C’est une initiative qui en vaut la peine et tous les citoyens devraient soutenir son potentiel à accroître la fabrication et l’administration de vaccins dans le monde, tout en créant une distribution plus équitable des doses.
Pour qu’elle soit adoptée, cependant, la motion exige qu’au moins 75 pour cent des pays membres la soutiennent; un défi formidable pour les gouvernements indien et sud-africain. Au cours des mois qui ont suivi, la motion a pris un élan important.
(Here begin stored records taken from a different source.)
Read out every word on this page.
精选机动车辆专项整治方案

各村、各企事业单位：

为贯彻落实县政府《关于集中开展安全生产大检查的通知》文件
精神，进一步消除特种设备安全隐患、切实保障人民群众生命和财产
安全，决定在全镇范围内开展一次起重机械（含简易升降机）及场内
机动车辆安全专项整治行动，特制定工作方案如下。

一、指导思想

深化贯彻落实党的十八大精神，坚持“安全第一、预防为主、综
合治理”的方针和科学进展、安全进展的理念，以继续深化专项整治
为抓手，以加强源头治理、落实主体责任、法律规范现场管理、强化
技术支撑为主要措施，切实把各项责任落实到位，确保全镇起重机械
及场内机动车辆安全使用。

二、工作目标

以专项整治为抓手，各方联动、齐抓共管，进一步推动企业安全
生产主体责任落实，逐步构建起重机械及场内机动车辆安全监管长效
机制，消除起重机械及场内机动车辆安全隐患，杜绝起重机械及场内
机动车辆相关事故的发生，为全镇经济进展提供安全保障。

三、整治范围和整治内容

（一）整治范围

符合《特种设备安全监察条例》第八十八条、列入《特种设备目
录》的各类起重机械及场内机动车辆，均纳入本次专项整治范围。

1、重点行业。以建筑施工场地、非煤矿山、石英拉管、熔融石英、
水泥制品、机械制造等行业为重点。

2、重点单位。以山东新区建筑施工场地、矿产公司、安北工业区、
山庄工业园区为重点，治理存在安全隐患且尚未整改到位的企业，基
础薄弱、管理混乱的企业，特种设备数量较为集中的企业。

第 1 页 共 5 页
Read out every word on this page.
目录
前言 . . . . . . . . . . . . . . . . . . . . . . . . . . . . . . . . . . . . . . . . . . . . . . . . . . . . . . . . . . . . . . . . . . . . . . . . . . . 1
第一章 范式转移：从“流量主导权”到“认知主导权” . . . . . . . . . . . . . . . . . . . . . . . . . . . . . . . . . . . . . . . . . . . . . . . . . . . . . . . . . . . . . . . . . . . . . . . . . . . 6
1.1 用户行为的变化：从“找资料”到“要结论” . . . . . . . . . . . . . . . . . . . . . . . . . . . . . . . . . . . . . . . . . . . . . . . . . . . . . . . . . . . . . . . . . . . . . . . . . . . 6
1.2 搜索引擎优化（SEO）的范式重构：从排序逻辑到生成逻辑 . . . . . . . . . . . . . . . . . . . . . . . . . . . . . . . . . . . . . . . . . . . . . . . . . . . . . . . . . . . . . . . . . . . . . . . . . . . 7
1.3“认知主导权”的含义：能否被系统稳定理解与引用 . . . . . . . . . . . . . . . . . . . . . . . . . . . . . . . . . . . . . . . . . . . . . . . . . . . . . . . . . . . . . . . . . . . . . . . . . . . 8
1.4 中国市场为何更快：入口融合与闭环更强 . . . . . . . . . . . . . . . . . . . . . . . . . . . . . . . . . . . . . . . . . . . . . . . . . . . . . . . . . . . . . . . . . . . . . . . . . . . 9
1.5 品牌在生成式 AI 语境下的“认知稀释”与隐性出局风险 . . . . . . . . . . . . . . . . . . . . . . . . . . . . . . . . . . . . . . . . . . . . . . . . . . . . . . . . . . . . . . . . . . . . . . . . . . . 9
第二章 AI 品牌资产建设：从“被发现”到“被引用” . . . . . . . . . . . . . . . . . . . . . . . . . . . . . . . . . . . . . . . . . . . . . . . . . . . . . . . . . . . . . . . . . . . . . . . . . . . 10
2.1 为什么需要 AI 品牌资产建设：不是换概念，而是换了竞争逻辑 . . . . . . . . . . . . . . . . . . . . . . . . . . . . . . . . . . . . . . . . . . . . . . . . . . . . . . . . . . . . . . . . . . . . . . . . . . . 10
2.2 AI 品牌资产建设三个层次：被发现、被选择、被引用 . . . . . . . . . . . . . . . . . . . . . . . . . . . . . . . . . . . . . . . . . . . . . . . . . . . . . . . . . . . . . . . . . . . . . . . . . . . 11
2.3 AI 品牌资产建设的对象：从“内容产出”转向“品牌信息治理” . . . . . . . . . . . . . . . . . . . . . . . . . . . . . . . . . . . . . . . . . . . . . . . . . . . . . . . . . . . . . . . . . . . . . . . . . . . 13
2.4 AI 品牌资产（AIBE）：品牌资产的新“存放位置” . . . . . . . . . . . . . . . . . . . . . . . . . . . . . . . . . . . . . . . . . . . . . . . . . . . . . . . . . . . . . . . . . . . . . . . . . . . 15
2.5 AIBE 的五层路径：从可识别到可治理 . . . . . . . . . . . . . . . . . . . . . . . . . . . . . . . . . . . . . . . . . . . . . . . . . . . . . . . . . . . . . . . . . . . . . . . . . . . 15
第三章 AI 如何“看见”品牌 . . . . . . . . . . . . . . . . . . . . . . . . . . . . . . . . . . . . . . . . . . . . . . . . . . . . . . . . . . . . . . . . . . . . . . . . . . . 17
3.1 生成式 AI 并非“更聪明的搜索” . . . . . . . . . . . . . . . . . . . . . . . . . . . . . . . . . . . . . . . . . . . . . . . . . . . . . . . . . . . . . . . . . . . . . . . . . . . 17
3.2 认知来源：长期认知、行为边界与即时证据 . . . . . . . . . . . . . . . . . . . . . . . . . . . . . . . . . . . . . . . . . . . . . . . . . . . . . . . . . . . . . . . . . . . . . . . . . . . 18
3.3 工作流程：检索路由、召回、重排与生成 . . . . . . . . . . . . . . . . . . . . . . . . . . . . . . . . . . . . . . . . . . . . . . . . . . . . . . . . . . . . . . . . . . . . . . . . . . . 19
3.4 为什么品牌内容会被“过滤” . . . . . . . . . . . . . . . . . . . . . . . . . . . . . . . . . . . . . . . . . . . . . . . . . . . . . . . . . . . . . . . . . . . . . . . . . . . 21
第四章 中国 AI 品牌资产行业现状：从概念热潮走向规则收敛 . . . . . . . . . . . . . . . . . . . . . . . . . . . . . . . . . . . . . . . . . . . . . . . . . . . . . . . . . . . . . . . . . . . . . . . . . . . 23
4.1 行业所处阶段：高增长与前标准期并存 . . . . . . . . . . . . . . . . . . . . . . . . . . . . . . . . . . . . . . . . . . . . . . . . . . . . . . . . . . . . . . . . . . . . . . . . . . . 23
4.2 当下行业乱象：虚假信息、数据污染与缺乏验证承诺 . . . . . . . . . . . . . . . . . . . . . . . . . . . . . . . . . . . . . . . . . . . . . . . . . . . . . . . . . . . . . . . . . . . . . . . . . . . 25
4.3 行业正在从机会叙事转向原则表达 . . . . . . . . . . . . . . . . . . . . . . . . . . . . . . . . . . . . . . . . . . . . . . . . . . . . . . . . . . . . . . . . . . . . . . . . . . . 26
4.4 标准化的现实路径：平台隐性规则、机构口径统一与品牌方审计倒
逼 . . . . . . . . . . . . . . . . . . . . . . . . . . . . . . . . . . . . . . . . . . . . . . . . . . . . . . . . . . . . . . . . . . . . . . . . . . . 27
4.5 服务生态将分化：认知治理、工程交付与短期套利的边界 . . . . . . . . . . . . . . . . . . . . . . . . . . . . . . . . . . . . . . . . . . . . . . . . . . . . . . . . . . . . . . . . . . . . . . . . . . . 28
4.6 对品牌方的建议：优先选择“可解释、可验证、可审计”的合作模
Il bénéficie désormais du soutien ou de l’approbation de plus de 100 pays du Sud , ainsi que d’innombrables groupes de la société civile , comme Amnesty International et Oxfam .
Malheureusement, il y a encore beaucoup trop de pays riches dans le Nord (y compris le Canada) qui se sont opposés à cette motion, tout comme les grandes sociétés pharmaceutiques .
Pour l’industrie pharmaceutique, en particulier, ne serait-ce qu’une renonciation temporaire à certains droits de brevet est une atteinte inacceptable à l’immense concentration de richesses et à l’influence qu’ils ont accumulées au cours de la pandémie.
Pour ceux qui ont un doute persistant à ce sujet, considérez le fait que deux sociétés à elles seules, Pfizer-BioNTech et Moderna, devraient récolter des dizaines de milliards de dollars de leurs vaccins COVID-19. Ceci, même comme l’a souligné Stephen Lewis, ancien envoyé spécial des Nations Unies pour le VIH / sida en Afrique, «La grande masse de financement consacrée à la découverte, à la fabrication et à la livraison de ces vaccins provient de fonds publics.
Comme pour de nombreux pays du Nord, la plupart ne sont pas pressés de renoncer à la monopolisation des vaccins dont ils disposent actuellement. Selon une étude menée par le Duke University Global Health Institute, seulement « 16% de la population mondiale », la plupart d’entre eux originaires des pays les plus riches, « ont obtenu 60% des doses de COVID-19 disponibles ».
Avec cette immense richesse et la monopolisation des vaccins en péril, les pays riches ne veulent pas renoncer, même temporairement, aux droits de propriété intellectuelle sur les vaccins.
C’est dommage, car, comme l’ ont soutenu des défenseurs comme Akshaya Kumar , une telle dérogation a le potentiel d’augmenter considérablement la fabrication mondiale de vaccins, y compris même au Canada. Non seulement cela garantirait l’inoculation de millions d’autres personnes dans le besoin à travers le monde, mais cela contribuerait également à accélérer la reprise économique mondiale, au profit tant des Canadiens que des pauvres du monde.